Saturated vs. Unsaturated Lipids

• Saturated lipids:
  • All carbon molecules with single bonds.
  • Animal origin.
• Unsaturated lipids:
  • Carbons bonded with double/triple bonds.
  • Plant origin (e.g., olive, sunflower).

Denaturation

• Breakdown of polypeptide/protein structure.
• Leads to loss of function.
• Causes: Heat, light, salt, acid, base (e.g., egg white).

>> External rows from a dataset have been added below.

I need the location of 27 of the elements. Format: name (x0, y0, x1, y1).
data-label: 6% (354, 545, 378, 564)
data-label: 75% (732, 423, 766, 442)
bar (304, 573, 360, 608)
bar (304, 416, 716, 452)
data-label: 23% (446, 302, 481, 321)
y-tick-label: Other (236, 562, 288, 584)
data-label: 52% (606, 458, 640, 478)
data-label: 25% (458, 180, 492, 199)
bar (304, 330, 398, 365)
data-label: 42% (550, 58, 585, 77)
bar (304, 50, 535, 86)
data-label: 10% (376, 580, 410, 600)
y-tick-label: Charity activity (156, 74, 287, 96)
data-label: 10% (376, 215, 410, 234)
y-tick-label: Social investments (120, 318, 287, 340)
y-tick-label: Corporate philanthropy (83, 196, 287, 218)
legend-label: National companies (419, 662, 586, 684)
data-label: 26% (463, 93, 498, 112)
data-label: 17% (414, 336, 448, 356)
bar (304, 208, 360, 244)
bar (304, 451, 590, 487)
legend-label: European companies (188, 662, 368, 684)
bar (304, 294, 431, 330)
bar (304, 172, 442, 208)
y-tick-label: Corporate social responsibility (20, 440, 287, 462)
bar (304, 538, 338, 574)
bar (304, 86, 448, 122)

Cell Structure (Eukaryotes)

• Golgi apparatus: Packaging/deployment, vesicle formation (secretory and transitory).
• Nucleus:
  • Double membrane with nuclear pores.
  • Contains genetic material.
• Rough Endoplasmic Reticulum (RER): Protein synthesis.
• Smooth Endoplasmic Reticulum (SER): Lipid synthesis.
• Ribosomes: Site of protein synthesis (70\% protein, 30\% rRNA).
• Mitochondrion:
  • Double membraned.
  • Produces energy.
• Lysosomes: Digestive enzymes/housekeepers.
• Peroxisomes: Break down peroxides.
• Chloroplasts:
  • Double membraned.
  • Photosynthesis occurs here.
  • Grana (thylakoid membranes).
  • Stroma and lamellae.
• Cytoskeleton:
  • Filaments: actin (microfilaments), intermediate filaments, microtubules.
• Centrioles: 9 triplets microtubule arrangement + 0.
• Flagellum: 9 doublets + 2; mobility.
• Cilia: 9 doublets + 2; mobility (e.g., paramecium), stereocilia.
• Basal body: (9 + 0).
• Cell wall: Present in plants.

Fluid Mosaic Model of Plasma Membrane

• Phospholipid bilayer with embedded proteins.
  • Fluid: phospholipid bilayer.
  • Mosaic: embedded protein.
• Hydrophilic: Water-loving portion of the plasma membrane.
• Hydrophobic: Water-fearing portion of the plasma membrane.
• Semi-permeable membrane/selectivity.
• Plasma membrane = cytomembrane = cytolemma.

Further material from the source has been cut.